Using NTP, current travel times to Mars of nearly seven months can be reduced by half or more. Substantially more material can be sent to more distant locations, and we can develop the ability to navigate and travel through our own Earth-moon region of space with greater flexibility, autonomy, and capability. NTP may sound futuristic, but NASA actually performed a substantial amount of research and development during the 1960s and 1970s, even hot-firing a number of engines.

Today, students, scientists, and engineers are reprising this work, across NASA, the Department of Defense, Department of Energy, private sector companies, and in U.S. research universities. In the development of NTP today, we have the advantages of new materials, additive manufacturing techniques, high-performance engineering simulation and modeling software, and other technology tools that were not available to those researching NTP during the time of Apollo.
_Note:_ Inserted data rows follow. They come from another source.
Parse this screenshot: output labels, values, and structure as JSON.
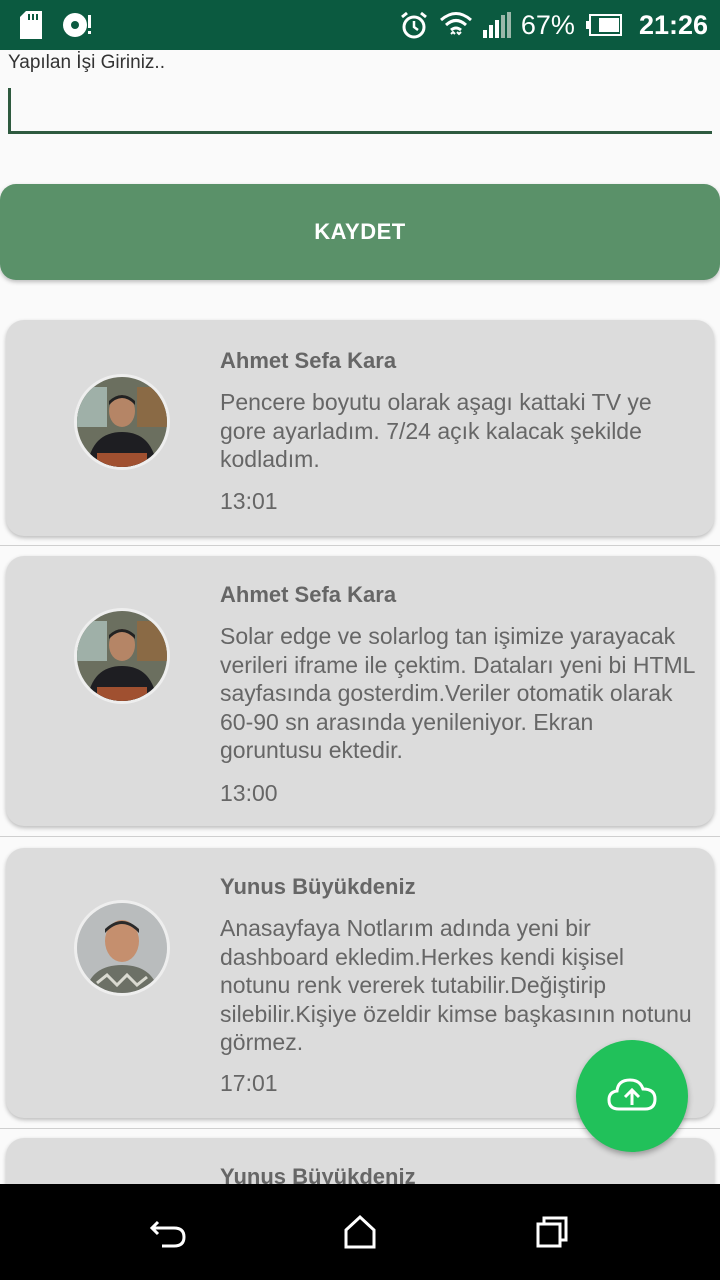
{
  "status_bar": {
    "battery": "67%",
    "time": "21:26"
  },
  "form": {
    "label": "Yapılan İşi Giriniz..",
    "input_value": "",
    "save_label": "KAYDET"
  },
  "entries": [
    {
      "name": "Ahmet Sefa Kara",
      "message": "Pencere boyutu olarak aşagı kattaki TV ye gore ayarladım. 7/24 açık kalacak şekilde kodladım.",
      "time": "13:01"
    },
    {
      "name": "Ahmet Sefa Kara",
      "message": "Solar edge ve solarlog tan işimize yarayacak verileri iframe ile çektim. Dataları yeni bi HTML sayfasında gosterdim.Veriler otomatik olarak 60-90 sn arasında yenileniyor. Ekran goruntusu ektedir.",
      "time": "13:00"
    },
    {
      "name": "Yunus Büyükdeniz",
      "message": "Anasayfaya Notlarım adında yeni bir dashboard ekledim.Herkes kendi kişisel notunu renk vererek tutabilir.Değiştirip silebilir.Kişiye özeldir kimse başkasının notunu görmez.",
      "time": "17:01"
    },
    {
      "name": "Yunus Büyükdeniz"
    }
  ],
  "fab_icon": "cloud-upload-icon",
  "colors": {
    "status_bar": "#0b5a40",
    "save_button": "#5a9169",
    "fab": "#21c15a",
    "card": "#dcdcdc"
  }
}
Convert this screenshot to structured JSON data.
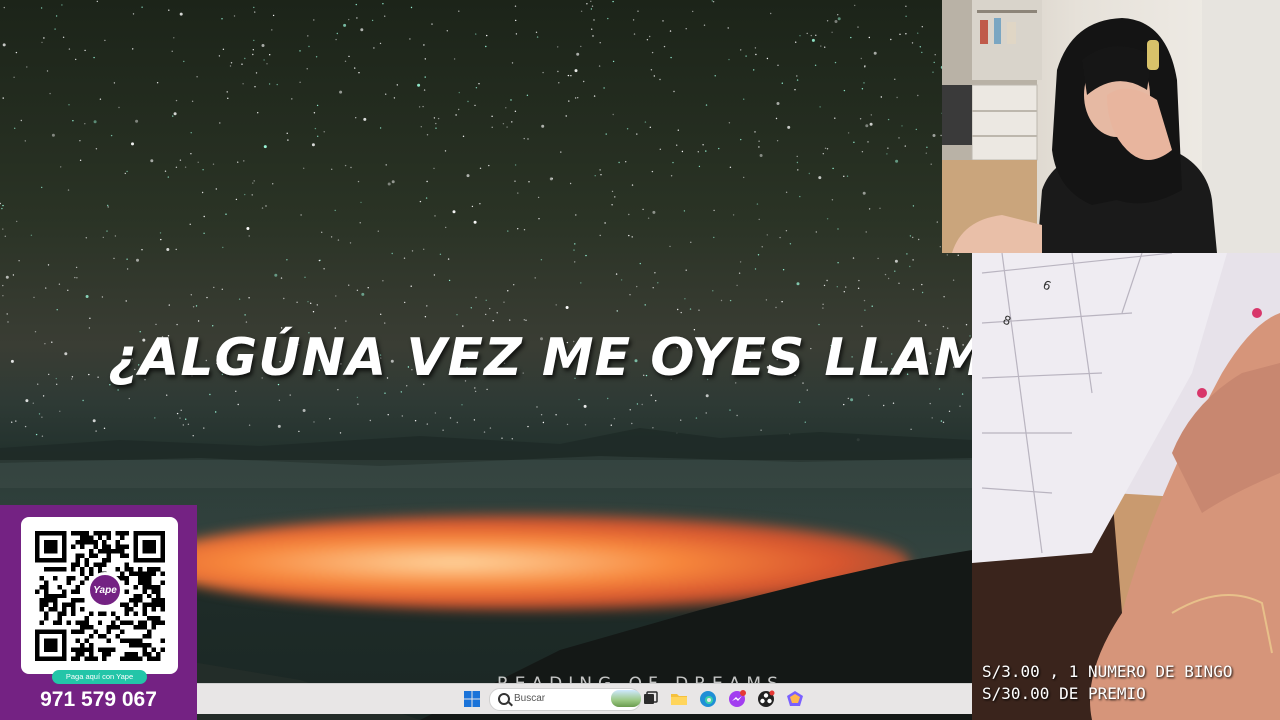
{
  "video": {
    "lyric": "¿ALGÚNA VEZ ME OYES LLAMÁN",
    "watermark": "READING OF DREAMS"
  },
  "taskbar": {
    "search_placeholder": "Buscar",
    "icons": [
      "windows-start-icon",
      "search-icon",
      "task-view-icon",
      "file-explorer-icon",
      "edge-icon",
      "messenger-icon",
      "obs-icon",
      "app-icon"
    ]
  },
  "bingo": {
    "line1": "S/3.00 , 1 NUMERO DE BINGO",
    "line2": "S/30.00 DE PREMIO"
  },
  "yape": {
    "badge": "Yape",
    "pay_label": "Paga aquí con Yape",
    "phone": "971 579 067",
    "color": "#742283",
    "accent": "#23c5a8"
  }
}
The United States has been demonstrating the advantages of safe, reliable nuclear propulsion systems here on Earth for almost 70 years. Nuclear-power enables U.S. Navy ships to maximize their time at sea, to navigate freely, and to operate with maximum capacity for independent action. The long-range, high-power capabilities of these systems — among the safest modes of transportation ever devised — minimize the amount of downtime needed to refuel, replenish, or be stationed in port, and maximize the efficacy of the ship and implementation of its missions. Similarly, NTP will enable the U.S. to ‘sail’ the ocean of space with greater efficiency, capability, and autonomy, thereby exercising and helping secure our leadership position in civil and national security spaceflight activities.
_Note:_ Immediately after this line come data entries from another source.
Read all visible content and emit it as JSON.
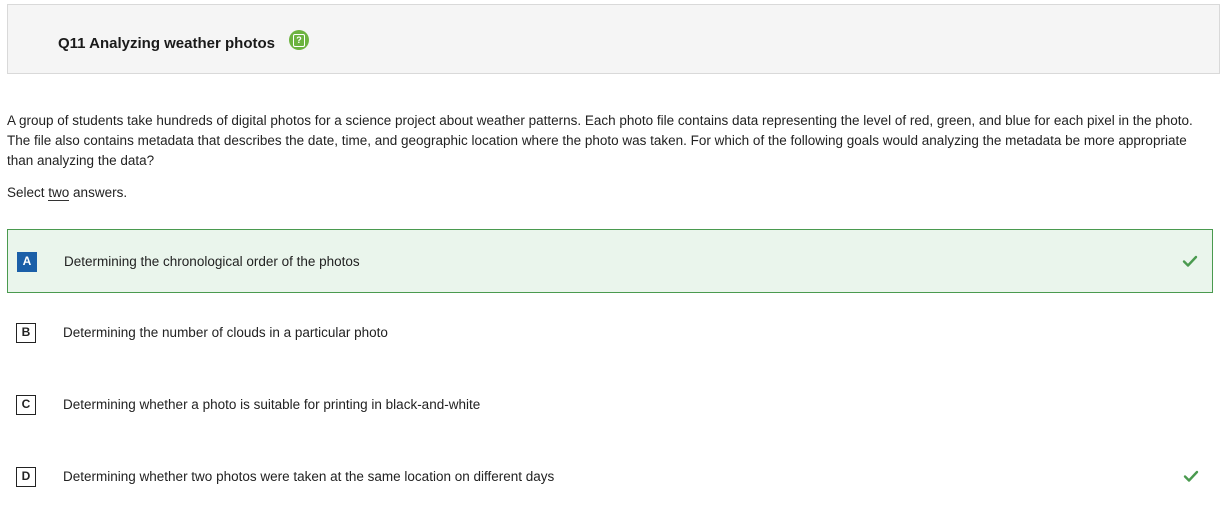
{
  "question": {
    "title": "Q11 Analyzing weather photos",
    "help_icon": "question-help-icon",
    "stem": "A group of students take hundreds of digital photos for a science project about weather patterns. Each photo file contains data representing the level of red, green, and blue for each pixel in the photo. The file also contains metadata that describes the date, time, and geographic location where the photo was taken. For which of the following goals would analyzing the metadata be more appropriate than analyzing the data?",
    "instruction_prefix": "Select ",
    "instruction_emph": "two",
    "instruction_suffix": " answers."
  },
  "options": [
    {
      "letter": "A",
      "text": "Determining the chronological order of the photos",
      "selected": true,
      "correct": true
    },
    {
      "letter": "B",
      "text": "Determining the number of clouds in a particular photo",
      "selected": false,
      "correct": false
    },
    {
      "letter": "C",
      "text": "Determining whether a photo is suitable for printing in black-and-white",
      "selected": false,
      "correct": false
    },
    {
      "letter": "D",
      "text": "Determining whether two photos were taken at the same location on different days",
      "selected": false,
      "correct": true
    }
  ],
  "colors": {
    "accent_green": "#6cb33f",
    "selected_bg": "#eaf5ec",
    "selected_border": "#4a9a4f",
    "selected_letter_bg": "#1b5fa8",
    "check_color": "#4a9a4f"
  }
}
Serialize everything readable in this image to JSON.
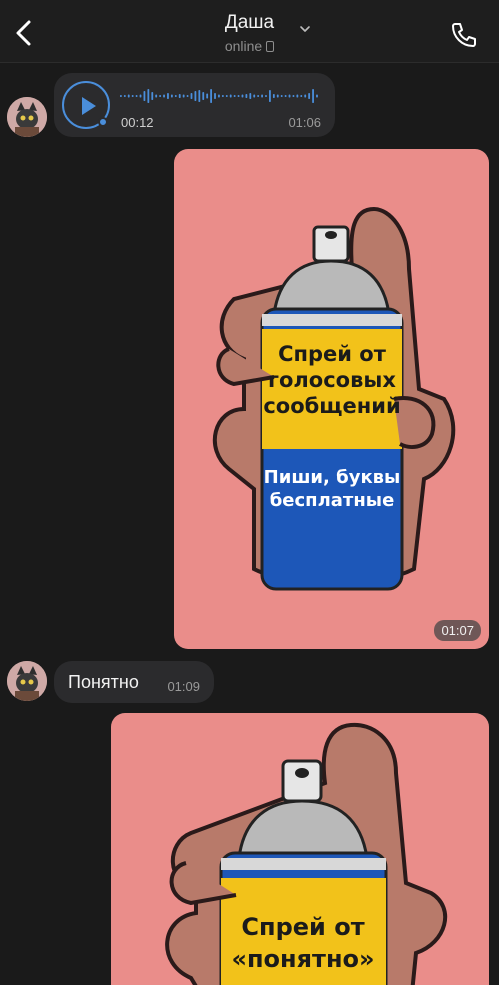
{
  "header": {
    "title": "Даша",
    "status": "online"
  },
  "messages": {
    "voice": {
      "current_time": "00:12",
      "sent_time": "01:06",
      "progress": 0.0
    },
    "image1": {
      "sent_time": "01:07",
      "line1": "Спрей от",
      "line2": "голосовых",
      "line3": "сообщений",
      "line4": "Пиши, буквы",
      "line5": "бесплатные"
    },
    "text1": {
      "text": "Понятно",
      "sent_time": "01:09"
    },
    "image2": {
      "line1": "Спрей от",
      "line2": "«понятно»"
    }
  },
  "colors": {
    "accent": "#4a8edb",
    "bubble": "#2b2b2d",
    "image_bg": "#ea8d8a",
    "can_blue": "#1d57b8",
    "can_yellow": "#f2c21a"
  }
}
The Defense Advanced Research Projects Agency (DARPA), understanding the game-changing potential of this technology, recently awarded contracts for the DRACO program, enabling work toward demonstrating such a system for operation on orbit in the Earth-moon space environment.

A similar commitment from within U.S. civil space leadership will further leverage the existing alignments of executive branch policy, multiple congressional authorizations and appropriations, technical maturation, and renewed interest, at precisely the time when these technology investments must be made to secure the needed foundations for future progress in space. Administrator Nelson and NASA leadership should take advantage of this momentum, to fully support, and to implement the rapid development of an in-space NTP demonstration mission as one of their highest priorities for the future.


John M. Horack is the inaugural holder of the Neil Armstrong Chair in Aerospace Policy at The Ohio State University, with appointments in the College of Engineering, where he also serves as the Senior Associate Dean, and in the John H. Glenn College of Public Affairs. Through more than three decades of work in the space industry, he has held senior executive, scientific research, and teaching positions within NASA, in academia, and in the private sector.